Smoking ceremony marks campus start, evokes Indigenous family memories
Published:12 August 2016
1. Professor Gracelyn Smallwood (second from left) and other participants in the Smoking Ceremony. 2 and 3. The ceremony under way. 4. Member for Herbert Cathy O'Toole, Minister for Innovation, Science and the Digital Economy and Minister for Small Business Leeanne Enoch and CQUni staff member Dr Jenni Judd. 5. CQUni staff member Nathan Brooks-English listens to railway worker stories. 6. Member for Thuringowa Aaron Harper, developer Peter Honeycome and Associate Vice-Chancellor (Townsville and North West Region) Kari Arbouin.
A smoking ceremony held this week not only marked construction of CQUniversity's Townsville expansion project, adjacent to the existing campus in Flinders Street.
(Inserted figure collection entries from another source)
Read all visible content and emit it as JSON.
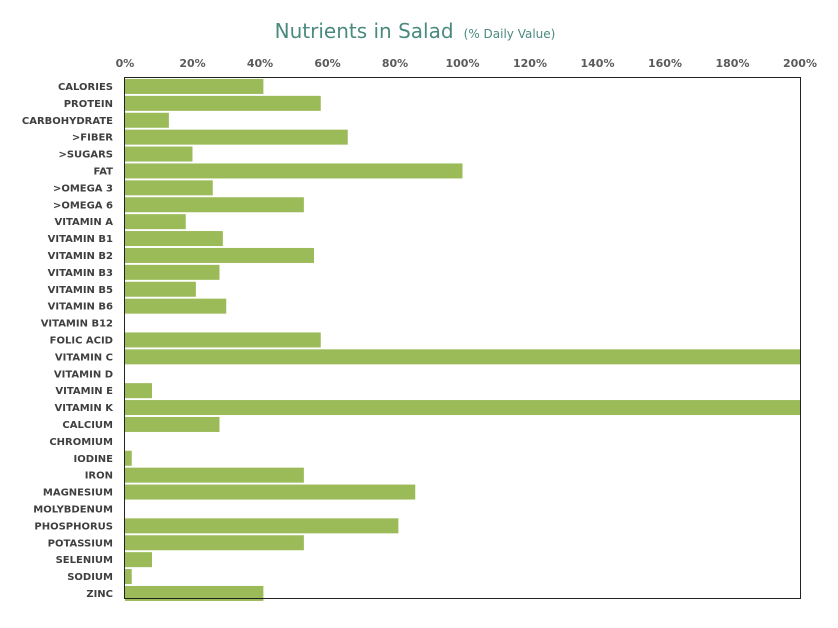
{
  "chart_data": {
    "type": "bar",
    "orientation": "horizontal",
    "title": "Nutrients in Salad",
    "subtitle": "(% Daily Value)",
    "xlabel": "",
    "ylabel": "",
    "xlim": [
      0,
      200
    ],
    "x_ticks": [
      "0%",
      "20%",
      "40%",
      "60%",
      "80%",
      "100%",
      "120%",
      "140%",
      "160%",
      "180%",
      "200%"
    ],
    "x_axis_position": "top",
    "grid": false,
    "legend": "none",
    "bar_color": "#9bbb59",
    "categories": [
      "CALORIES",
      "PROTEIN",
      "CARBOHYDRATE",
      ">FIBER",
      ">SUGARS",
      "FAT",
      ">OMEGA 3",
      ">OMEGA 6",
      "VITAMIN A",
      "VITAMIN B1",
      "VITAMIN B2",
      "VITAMIN B3",
      "VITAMIN B5",
      "VITAMIN B6",
      "VITAMIN B12",
      "FOLIC ACID",
      "VITAMIN C",
      "VITAMIN D",
      "VITAMIN E",
      "VITAMIN K",
      "CALCIUM",
      "CHROMIUM",
      "IODINE",
      "IRON",
      "MAGNESIUM",
      "MOLYBDENUM",
      "PHOSPHORUS",
      "POTASSIUM",
      "SELENIUM",
      "SODIUM",
      "ZINC"
    ],
    "values": [
      41,
      58,
      13,
      66,
      20,
      100,
      26,
      53,
      18,
      29,
      56,
      28,
      21,
      30,
      0,
      58,
      200,
      0,
      8,
      200,
      28,
      0,
      2,
      53,
      86,
      0,
      81,
      53,
      8,
      2,
      41
    ]
  }
}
It also evoked memories held by Indigenous people, many of whom worked in the former railway yards on the site.
CQUniversity Professor Gracelyn Smallwood, whose father worked at the railway yards for many years, has researched the connection that local Indigenous people had with the particular patch of land.
"These men worked tirelessly in gangs in the hot sun keeping the railway lines intact, for the community to enjoy the inexpensive train rides," Professor Smallwood says.
"Some of our women, who also are elders, worked tirelessly on the trains and platform, as waitresses and domestics.
"Last but not least my amazing father Archie Smallwood, commenced his work at the Railway Station as a Porter, working his way up to a Platform Foreman.
"My dad was a gentle freedom fighter for our people for many years.The rules back then for the railway was that non-Indigenous employees were allowed to have their lunch at the licensed canteen on the platform. When my dad placed an article in the Townsville Bulletin, strongly identifying with his Aboriginal heritage, he was told he could no longer be served in the canteen.
"They assumed Dad was not Indigenous because he was the Platform Forman. This was an example of low expectations working at its worst and I wrote about this in my Human Rights PhD thesis.
"However, after Dad challenged the system with politicians, trade unions, churches and lawyers with media, there was small change.
"That change is occurring at the very university, CQUniversity, that is being built where, blood, sweat and tears from many of my people worked. Today CQUni, as well as other universities, promote high expectations with culturally competent staff.
"Having this sacred ceremony and history being promoted this week, at the commencement of the new building, can only bring our community together for the future of our children to young students, to future leaders, with truth and reconciliation."